Also, Muttern fährt, auf in den Süden – nun zu viert. Am Ende, nach zwei weiteren gewalttätigen Auseinandersetzungen mit dem „Anderen“, und einem herzzerreißenden Gespräch zwischen Johnny und seinem „Postkartenmann“-Vater im Garten der Millionärsfamilie, muss Letzterer an der Seite Mortens den Weg ins Unvermeidliche antreten…
Lena May Graf, Nils Beckmann und Wenka von Mikulicz sind als Ko-Autoren aus Presseheft und Abspann getilgt, hat den ungemein witzigen und dabei immer wieder auch berührenden 320-seitigen Roman „Sophia, der Tod und ich“ des Musikers und „Tomte“-Gründungsmitglieds Thees Uhlmann zum Drehbuch des gleichnamigen, neunzigminütigen Spielfilm-Debüt des Regisseurs Charly Hübner verdichtet. Dabei konnte die gebürtige Münchnerin, die mit „Trauzeugen“ demnächst ihr Regiedebüt präsentieren kann, auf zahlreiche dialogische Situationen der Vorlage bauen. Ihr größtes Problem: die wunderbar ironischen Selbstreflektionen des Ich-Erzählers auf die Leinwand zu bringen.
Lena May Graf musste neben Morten (kann auch Holländisch: ein grandioser Marc Hosemann), Sophia, Katharina und Johnny allen im Roman namenlosen Personen solche verpassen: der Ich-Erzähler heißt nun Reiner, dessen menschenfreundliche Profession in einem hinzuerfundenen Intro deutlich wird. Seine Mutter hört auf Lore, der „Andere“ schimpft sich Morck Mortus – und der Wirt der nachts angesteuerten Herberge heißt Hubert (grandios bullerich: Charly Hübner). In die Rolle von Lores nervigem Nachbarn Tiedemann schlüpfte kurzfristig Rocko Schamoni, da Co-Produzent Detlev Buck an Corona erkrankt war.
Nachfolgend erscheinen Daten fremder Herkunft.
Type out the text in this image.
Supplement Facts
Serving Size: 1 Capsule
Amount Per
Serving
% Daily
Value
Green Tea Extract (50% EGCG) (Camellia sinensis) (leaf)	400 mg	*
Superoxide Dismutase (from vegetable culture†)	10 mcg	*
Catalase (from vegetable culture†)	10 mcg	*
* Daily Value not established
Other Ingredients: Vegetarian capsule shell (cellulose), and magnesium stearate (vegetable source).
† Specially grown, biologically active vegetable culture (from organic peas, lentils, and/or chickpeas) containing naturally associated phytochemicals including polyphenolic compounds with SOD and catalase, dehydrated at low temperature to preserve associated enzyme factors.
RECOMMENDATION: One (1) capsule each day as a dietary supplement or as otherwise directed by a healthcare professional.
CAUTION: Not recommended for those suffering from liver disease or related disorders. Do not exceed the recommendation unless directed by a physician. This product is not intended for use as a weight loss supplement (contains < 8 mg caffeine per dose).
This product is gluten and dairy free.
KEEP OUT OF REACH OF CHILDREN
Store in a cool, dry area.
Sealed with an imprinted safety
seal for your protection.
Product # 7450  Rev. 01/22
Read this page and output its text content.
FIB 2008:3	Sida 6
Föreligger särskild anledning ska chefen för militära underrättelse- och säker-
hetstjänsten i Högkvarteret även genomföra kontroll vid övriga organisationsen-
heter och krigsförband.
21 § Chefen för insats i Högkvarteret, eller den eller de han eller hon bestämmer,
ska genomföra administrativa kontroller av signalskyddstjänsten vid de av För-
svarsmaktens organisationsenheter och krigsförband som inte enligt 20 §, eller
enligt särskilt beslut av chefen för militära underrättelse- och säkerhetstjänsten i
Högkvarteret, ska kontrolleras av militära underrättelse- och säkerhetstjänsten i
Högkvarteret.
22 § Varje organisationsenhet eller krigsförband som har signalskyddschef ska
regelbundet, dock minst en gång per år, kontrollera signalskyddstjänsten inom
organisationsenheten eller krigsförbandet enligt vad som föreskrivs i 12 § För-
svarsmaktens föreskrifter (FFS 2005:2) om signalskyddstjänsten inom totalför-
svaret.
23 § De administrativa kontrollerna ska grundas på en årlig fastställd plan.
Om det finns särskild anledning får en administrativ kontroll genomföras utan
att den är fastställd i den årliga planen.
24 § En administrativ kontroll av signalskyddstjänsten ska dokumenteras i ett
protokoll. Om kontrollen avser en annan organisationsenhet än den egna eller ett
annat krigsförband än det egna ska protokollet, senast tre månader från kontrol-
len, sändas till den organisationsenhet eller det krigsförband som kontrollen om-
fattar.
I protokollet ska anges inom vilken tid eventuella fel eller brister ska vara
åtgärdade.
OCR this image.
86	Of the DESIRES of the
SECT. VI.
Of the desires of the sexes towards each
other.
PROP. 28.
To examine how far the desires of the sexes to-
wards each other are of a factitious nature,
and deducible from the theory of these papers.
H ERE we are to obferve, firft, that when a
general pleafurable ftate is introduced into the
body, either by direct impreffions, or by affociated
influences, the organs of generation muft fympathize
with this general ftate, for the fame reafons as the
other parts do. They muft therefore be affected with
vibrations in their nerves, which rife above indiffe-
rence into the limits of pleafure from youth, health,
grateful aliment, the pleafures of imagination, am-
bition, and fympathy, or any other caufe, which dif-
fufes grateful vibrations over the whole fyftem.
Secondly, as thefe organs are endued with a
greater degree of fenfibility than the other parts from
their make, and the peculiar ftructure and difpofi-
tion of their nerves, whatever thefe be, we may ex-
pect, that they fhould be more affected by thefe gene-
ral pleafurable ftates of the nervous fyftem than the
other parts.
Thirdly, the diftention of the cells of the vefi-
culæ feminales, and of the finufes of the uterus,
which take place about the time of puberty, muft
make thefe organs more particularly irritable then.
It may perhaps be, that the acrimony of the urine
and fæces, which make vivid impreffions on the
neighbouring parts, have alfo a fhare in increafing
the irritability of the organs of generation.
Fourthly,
Doch damit – leider – noch nicht genug: Die Berliner Autorin hat der Geschichte mit G. (alias Gott) und dem Erzengel Michaela (glänzt freilich nur als DB-Frau auf dem Bahnhof Friedrichstraße: Lina Beckmann) nicht nur einen völlig überflüssigen, ja kontraproduktiven Rahmen gegeben. Sondern diese auch noch holprig erzählt: Plötzlich sitzt das Trio, warum auch immer, im Zug nach Warschau und der Tod findet Gefallen an polnischem Dosenbier und Schnaps: „Wir sind quasi im Anarcho-Urlaub“. Dafür ist das Finale schön kitschig: während Reiner und Morten im Roman allmählich aus dem Blickfeld Sophias und Lores verschwinden, stirbt Ersterer im Film friedlich in den Armen seiner Liebsten auf einer Bank im Grünen.
Rund 20 Jahre währt die Film- und Fernsehkarriere von Charly Hübner, Lina Beckmanns Lebensgefährte und Hamburger Schauspielhaus-Ensemblekollege. Parallel zu seinen Erfolgen als Darsteller, dessen Palette von Rosa Praunheims „Der rosa Riese“ über den Rostocker „Polizeiruf 110“ bis zum Kinoerfolg „Mittagsstunde“ reicht, hatte er auch immer Lust, einmal Regie zu führen. DCM, mit denen er 2014 bei „Bibi & Tina“ zusammenarbeitete, boten ihm 2016 die Adaption des gefeierten Debütromans von Kultmusiker Thees Uhlmann an. Für die Rolle des liebenswerten Chaoten Reiner fand er mit Dimitrij Schaad („Die Känguru-Chroniken“, „Die Känguru Verschwörung“) eine idealtypische Besetzung.